On se base sur les chiffres que nous ont produits les collègues chinois dans leurs recherches. On se rend compte que ce virus pour 80% de la population, va entrainer des signes comparables à une grippe. De la fièvre, de la toux, on va éternuer, on va éventuellement avoir des courbatures, mais rien de plus. Pour 80% de la population, c’est quelque chose de relativement bénin. On a 15 % de personnes qui elles, vont avoir besoin de soins, plutôt hospitaliers et 5% de soins intensifs. Pour une personne en bonne santé, il y a assez peu de chance pour que ce soit grave. On se rend compte que plus on est âgé, plus on a de pathologies chroniques, problèmes rénaux, problèmes cardiaques, et plus ce virus risque d’être très dangereux.
Pourquoi les malades qui présentent de faibles symptômes doivent rester chez eux ?
Les patients qui ont de faibles symptômes, on leur conseille de rester chez eux et d’appeler le 15 pour avoir un conseil médical. Le 15, on aura un médecin au bout du fil qui pourra vous orienter vers l’hôpital si besoin mais surtout ne pas bouger parce que vu qu’il est contagieux, l’objectif c’est d’avoir le moins de contacts sociaux possibles.

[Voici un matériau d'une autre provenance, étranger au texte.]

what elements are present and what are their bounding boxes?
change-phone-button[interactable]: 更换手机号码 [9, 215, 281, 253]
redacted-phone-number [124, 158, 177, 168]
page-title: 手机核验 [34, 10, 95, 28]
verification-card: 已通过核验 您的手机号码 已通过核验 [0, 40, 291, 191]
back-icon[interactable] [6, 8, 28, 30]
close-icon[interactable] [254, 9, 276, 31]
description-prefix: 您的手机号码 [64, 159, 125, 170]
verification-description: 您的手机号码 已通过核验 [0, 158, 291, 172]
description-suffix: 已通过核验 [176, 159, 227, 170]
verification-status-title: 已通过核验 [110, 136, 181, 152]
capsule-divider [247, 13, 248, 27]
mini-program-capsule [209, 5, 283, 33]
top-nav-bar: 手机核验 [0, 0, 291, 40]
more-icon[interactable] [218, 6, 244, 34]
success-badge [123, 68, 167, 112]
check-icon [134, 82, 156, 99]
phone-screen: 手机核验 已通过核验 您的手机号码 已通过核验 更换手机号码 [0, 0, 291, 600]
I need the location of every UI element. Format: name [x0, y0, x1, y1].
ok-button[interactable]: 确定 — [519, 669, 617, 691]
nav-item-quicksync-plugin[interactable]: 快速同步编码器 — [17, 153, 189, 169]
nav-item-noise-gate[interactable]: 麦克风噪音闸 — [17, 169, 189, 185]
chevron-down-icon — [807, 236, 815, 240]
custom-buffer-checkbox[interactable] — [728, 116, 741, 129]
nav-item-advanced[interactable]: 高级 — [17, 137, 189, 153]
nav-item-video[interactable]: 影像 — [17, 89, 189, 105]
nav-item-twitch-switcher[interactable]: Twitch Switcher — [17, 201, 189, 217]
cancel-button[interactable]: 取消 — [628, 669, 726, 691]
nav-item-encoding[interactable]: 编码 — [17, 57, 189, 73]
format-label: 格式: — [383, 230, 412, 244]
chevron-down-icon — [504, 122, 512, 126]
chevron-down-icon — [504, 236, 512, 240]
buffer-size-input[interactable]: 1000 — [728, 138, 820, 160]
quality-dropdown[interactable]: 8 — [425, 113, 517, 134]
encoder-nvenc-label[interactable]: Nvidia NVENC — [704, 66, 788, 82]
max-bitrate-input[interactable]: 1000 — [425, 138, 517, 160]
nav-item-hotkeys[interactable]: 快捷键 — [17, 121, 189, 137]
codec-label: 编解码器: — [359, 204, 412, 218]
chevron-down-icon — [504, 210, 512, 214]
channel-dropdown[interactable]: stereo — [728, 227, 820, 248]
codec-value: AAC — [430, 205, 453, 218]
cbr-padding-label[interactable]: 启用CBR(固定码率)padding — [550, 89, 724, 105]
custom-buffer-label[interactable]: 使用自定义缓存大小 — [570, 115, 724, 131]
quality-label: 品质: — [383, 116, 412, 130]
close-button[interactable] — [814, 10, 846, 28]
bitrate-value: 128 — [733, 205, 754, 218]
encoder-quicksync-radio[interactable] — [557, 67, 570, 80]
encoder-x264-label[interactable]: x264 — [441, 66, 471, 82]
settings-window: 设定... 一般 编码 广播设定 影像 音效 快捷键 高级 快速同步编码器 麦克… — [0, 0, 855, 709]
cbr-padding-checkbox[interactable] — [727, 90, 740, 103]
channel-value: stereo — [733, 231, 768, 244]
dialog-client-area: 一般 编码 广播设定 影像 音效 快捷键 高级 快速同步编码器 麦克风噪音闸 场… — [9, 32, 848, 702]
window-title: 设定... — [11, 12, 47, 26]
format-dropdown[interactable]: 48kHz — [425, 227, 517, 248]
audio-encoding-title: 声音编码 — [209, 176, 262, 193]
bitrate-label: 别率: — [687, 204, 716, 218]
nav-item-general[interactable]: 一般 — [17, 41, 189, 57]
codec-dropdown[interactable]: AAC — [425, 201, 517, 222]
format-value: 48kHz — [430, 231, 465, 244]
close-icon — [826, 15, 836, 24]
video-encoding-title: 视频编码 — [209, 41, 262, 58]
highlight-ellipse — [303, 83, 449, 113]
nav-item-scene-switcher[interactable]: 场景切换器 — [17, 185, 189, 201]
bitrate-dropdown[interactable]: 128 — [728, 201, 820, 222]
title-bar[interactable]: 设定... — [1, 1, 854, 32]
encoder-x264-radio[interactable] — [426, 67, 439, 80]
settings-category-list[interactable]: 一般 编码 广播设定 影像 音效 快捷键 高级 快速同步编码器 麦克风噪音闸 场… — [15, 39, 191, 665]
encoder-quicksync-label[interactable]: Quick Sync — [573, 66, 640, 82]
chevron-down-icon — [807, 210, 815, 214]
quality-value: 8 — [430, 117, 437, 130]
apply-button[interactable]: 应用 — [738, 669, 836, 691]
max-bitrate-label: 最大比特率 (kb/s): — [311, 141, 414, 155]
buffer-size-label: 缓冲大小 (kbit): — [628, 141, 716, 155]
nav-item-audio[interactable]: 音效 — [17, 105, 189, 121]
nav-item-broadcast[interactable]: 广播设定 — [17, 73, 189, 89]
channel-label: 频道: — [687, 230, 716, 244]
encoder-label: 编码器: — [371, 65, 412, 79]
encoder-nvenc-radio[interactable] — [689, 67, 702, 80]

On demande aux personnes de rester chez elles, d’appeler le 15 en cas de symptômes et de mettre un masque. Le masque chirurgical est réservé aux personnes qui toussent, qui ont de la fièvre afin d’éviter de cracher ce virus quand elles toussent.
Comme le virus de la grippe, est-ce que le COVID-19 peut disparaître au printemps ?
C’est quelque chose que l’on espère. Le coronavirus, c’est une grande famille, il y a plusieurs virus. Là c’est un nouveau qui arrive dans cette famille, et on sait que les autres ont des tendances saisonnières et baissent au printemps. On espère que comme la grippe il régresse au printemps. Très sincèrement aujourd’hui, on n’a pas encore le recul pour pouvoir l’affirmer.
Comment l’épidémie peut s’éteindre ?
Les gestes barrières, on le sait, c’est prouvé, ils fonctionnent. Ils peuvent paraître très simples par rapport à ce genre de nouveau virus mais on sait que se laver les mains au moins 30 secondes, à l’eau, au savon ou au gel hydroalcoolique, quand on tousse, quand on éternue, le faire dans son coude, utiliser des mouchoirs jetables et les mettre aussitôt à la poubelle, Ce sont autant de moyens qui nous permettent d’éviter de transmettre ce virus. C’est vraiment efficace et là on est actuellement dans une phase de l’épidémie où on essaie absolument de freiner ce transfert de virus d’une personne à l’autre puisque ce virus se transfère d’une personne à une autre.
Freiner l'épidémie en limitant les déplacements ou en annulant des événements, il n'y a pas d'autres choix ?
C’est une décision qui relève des pouvoirs publics. On doit essayer d’appliquer au maximum ces mesures qui permettent d’éviter la transmission du virus. Là, on a suspendu les rassemblements de plus de 5 000 personnes en milieu confiné, c’est une mesure qui est nécessaire pour éviter la transmission.
Ce virus, peut-il revenir chaque année ?
Au fur et à mesure, on va développer une immunité. Par contre, on a déjà vu dans ce genre d’épidémie, des secondes vagues. On a une première vague puis ça se calme puis ça revient par la suite. Donc en effet, ce sont des possibilités. Aujourd’hui, on est clairement dans un phénomène qui est nouveau, émergent et très clairement on ne le sait pas. C’est quelque chose sur laquelle les médecins et les scientifiques sont très attentifs. Ce sera à suivre. En tous cas on sera préparé parce qu’on va justement modifier nos pratiques, éviter les contacts, les serrages de mains et utiliser les mesures barrières qui évitent de transmettre le virus.